This release brings second-level (sub-minute) scheduling: a job can now
fire at second granularity, either through a new second field on the schedule
object or a full seven-field crontab string. The scheduler keeps its historical
once-a-minute cadence -- and its zero overhead -- until some enabled job
actually asks for seconds, at which point it ticks once a second, firing
second-level jobs on time while every minute-level job still fires exactly once
in its minute. The release also starts honoring the schedule object's year
key (previously accepted but silently dropped, a behavior change for the few
configs that set it), surfaces a malformed schedule as a named ConfigError at
reload instead of an anonymous traceback, teaches the web dashboard to parse,
describe, and preview five-, six-, and seven-field expressions, and ships two
runnable examples (pulse-monitor and its clustered sibling pulse-cluster)
built around second-level probing. Sub-minute scheduling is entirely opt-in;
see the upgrade notes below for the one behavior change that can affect an
existing deployment.

Second-level (sub-minute) scheduling

  • New second field and seven-field crontab strings. parse-crontab reads
    extra columns from the ends of a crontab line, so the field count selects
    the dialect: a five-field line has an implicit second of 0 and any year, a
    six-field line adds a trailing year column, and a seven-field line adds a
    leading second column too (second minute hour dayOfMonth month dayOfWeek year). So the object second: "*/15" and the seven-field string
    "*/15 * * * * * *" both fire every 15 seconds, while a six-field string pins
    a year and stays minute-granular. The second field takes the same syntax as
    any other (*, */5, 0,30, 10-20); second: "*" fires every second.
    Second-level scheduling is a YAML feature: classic crontab files stay
    five-field and minute-granular.

  • Adaptive cadence, zero cost when unused.

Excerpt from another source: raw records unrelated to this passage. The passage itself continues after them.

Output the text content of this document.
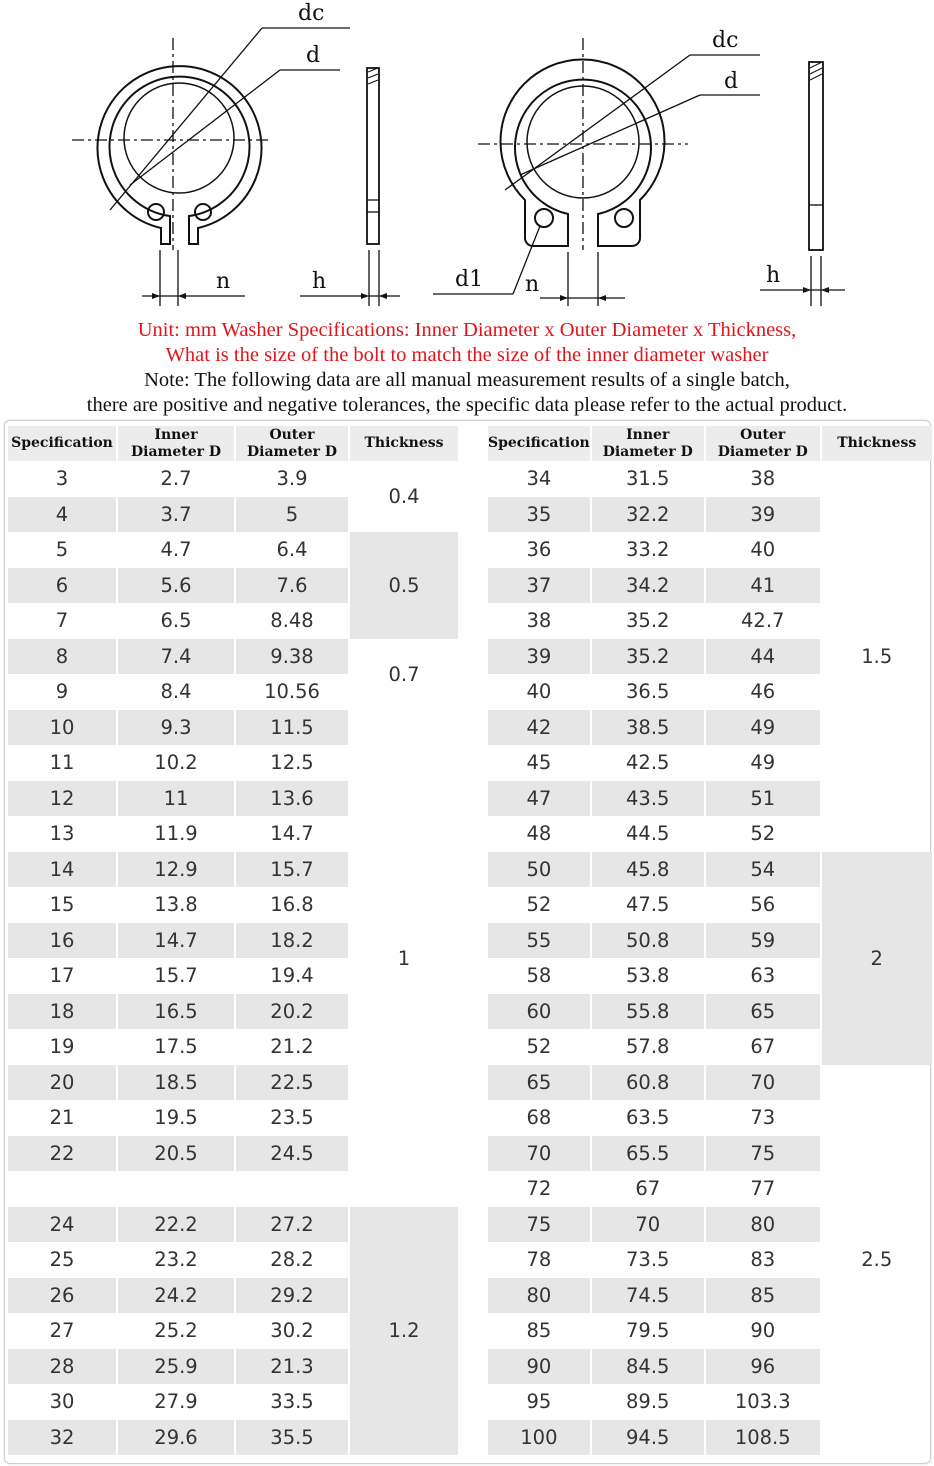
dc
d
n	h
dc
d
d1 n	h
Unit: mm Washer Specifications: Inner Diameter x Outer Diameter x Thickness,
What is the size of the bolt to match the size of the inner diameter washer
Note: The following data are all manual measurement results of a single batch,
there are positive and negative tolerances, the specific data please refer to the actual product.
Specification	Inner Diameter D	Outer Diameter D	Thickness
3	2.7	3.9	0.4
4	3.7	5	
5	4.7	6.4	0.5
6	5.6	7.6	
7	6.5	8.48	
8	7.4	9.38	0.7
9	8.4	10.56	
10	9.3	11.5	1
11	10.2	12.5	
12	11	13.6	
13	11.9	14.7	
14	12.9	15.7	
15	13.8	16.8	
16	14.7	18.2	
17	15.7	19.4	
18	16.5	20.2	
19	17.5	21.2	
20	18.5	22.5	
21	19.5	23.5	
22	20.5	24.5	

24	22.2	27.2	1.2
25	23.2	28.2	
26	24.2	29.2	
27	25.2	30.2	
28	25.9	21.3	
30	27.9	33.5	
32	29.6	35.5	
Specification	Inner Diameter D	Outer Diameter D	Thickness
34	31.5	38	1.5
35	32.2	39	
36	33.2	40	
37	34.2	41	
38	35.2	42.7	
39	35.2	44	
40	36.5	46	
42	38.5	49	
45	42.5	49	
47	43.5	51	
48	44.5	52	
50	45.8	54	2
52	47.5	56	
55	50.8	59	
58	53.8	63	
60	55.8	65	
52	57.8	67	
65	60.8	70	2.5
68	63.5	73	
70	65.5	75	
72	67	77	
75	70	80	
78	73.5	83	
80	74.5	85	
85	79.5	90	
90	84.5	96	
95	89.5	103.3	
100	94.5	108.5	
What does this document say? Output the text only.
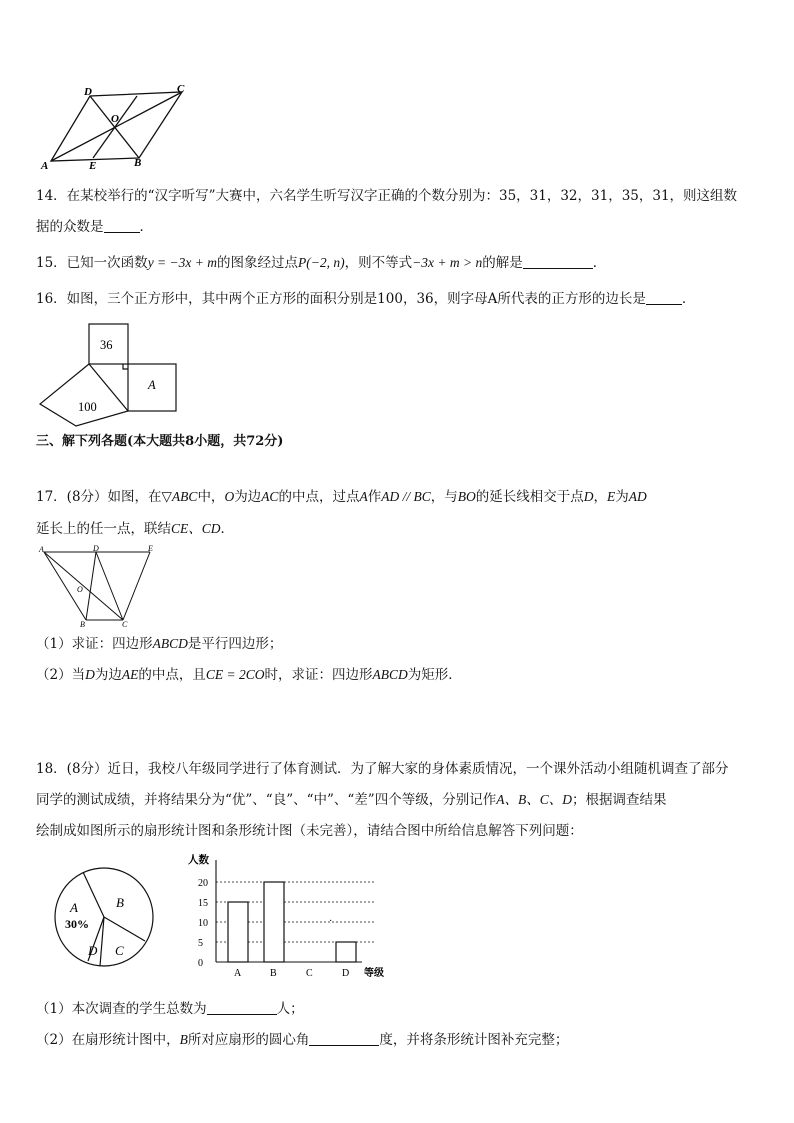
D	C
O
A	E	B
14．在某校举行的“汉字听写”大赛中，六名学生听写汉字正确的个数分别为：35，31，32，31，35，31，则这组数
据的众数是	．
15．已知一次函数y = −3x + m的图象经过点P(−2, n)，则不等式−3x + m > n的解是	．
16．如图，三个正方形中，其中两个正方形的面积分别是100，36，则字母A所代表的正方形的边长是	．
36
100
A
三、解下列各题(本大题共8小题，共72分)
17．(8分）如图，在▽ABC中，O为边AC的中点，过点A作AD // BC，与BO的延长线相交于点D，E为AD
延长上的任一点，联结CE、CD．
A	D	E
O
B	C
（1）求证：四边形ABCD是平行四边形；
（2）当D为边AE的中点，且CE = 2CO时，求证：四边形ABCD为矩形．
18．(8分）近日，我校八年级同学进行了体育测试．为了解大家的身体素质情况，一个课外活动小组随机调查了部分
同学的测试成绩，并将结果分为“优”、“良”、“中”、“差”四个等级，分别记作A、B、C、D；根据调查结果
绘制成如图所示的扇形统计图和条形统计图（未完善），请结合图中所给信息解答下列问题：
A
30%
B
C
D
0
5
10
15
20
A	B	C	D
人数
等级
·
（1）本次调查的学生总数为	人；
（2）在扇形统计图中，B所对应扇形的圆心角	度，并将条形统计图补充完整；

The scheduler ticks once a second
    only while some enabled job pins a second (Cron._needs_subminute());
    otherwise it keeps the historical once-a-minute cadence, aligned to the top of
    each UTC minute, byte-for-byte as before. A disabled second-level job never
    forces the per-second cadence. The cadence is re-evaluated every tick, so a
    reload that adds or removes a second-level job switches modes on that same
    tick.

  • Exactly once per slot; mixed cadences. Each pass reads the clock once and
    tests every job against a single scheduling "slot" truncated to that job's own
    resolution -- the whole second for a second-level job, the top of the minute
    otherwise. Launches are de-duplicated per slot (_last_run_slot), so a
    minute-level job now tested up to 60 times in its due minute still fires
    exactly once, and a second-level job fires once per matching second even if two
    ticks land in the same second. A leader-gated job is evaluated once per slot
    regardless of which node runs it. Sub-minute and per-minute jobs mix freely in
    one config; concurrencyPolicy still governs overlap as before.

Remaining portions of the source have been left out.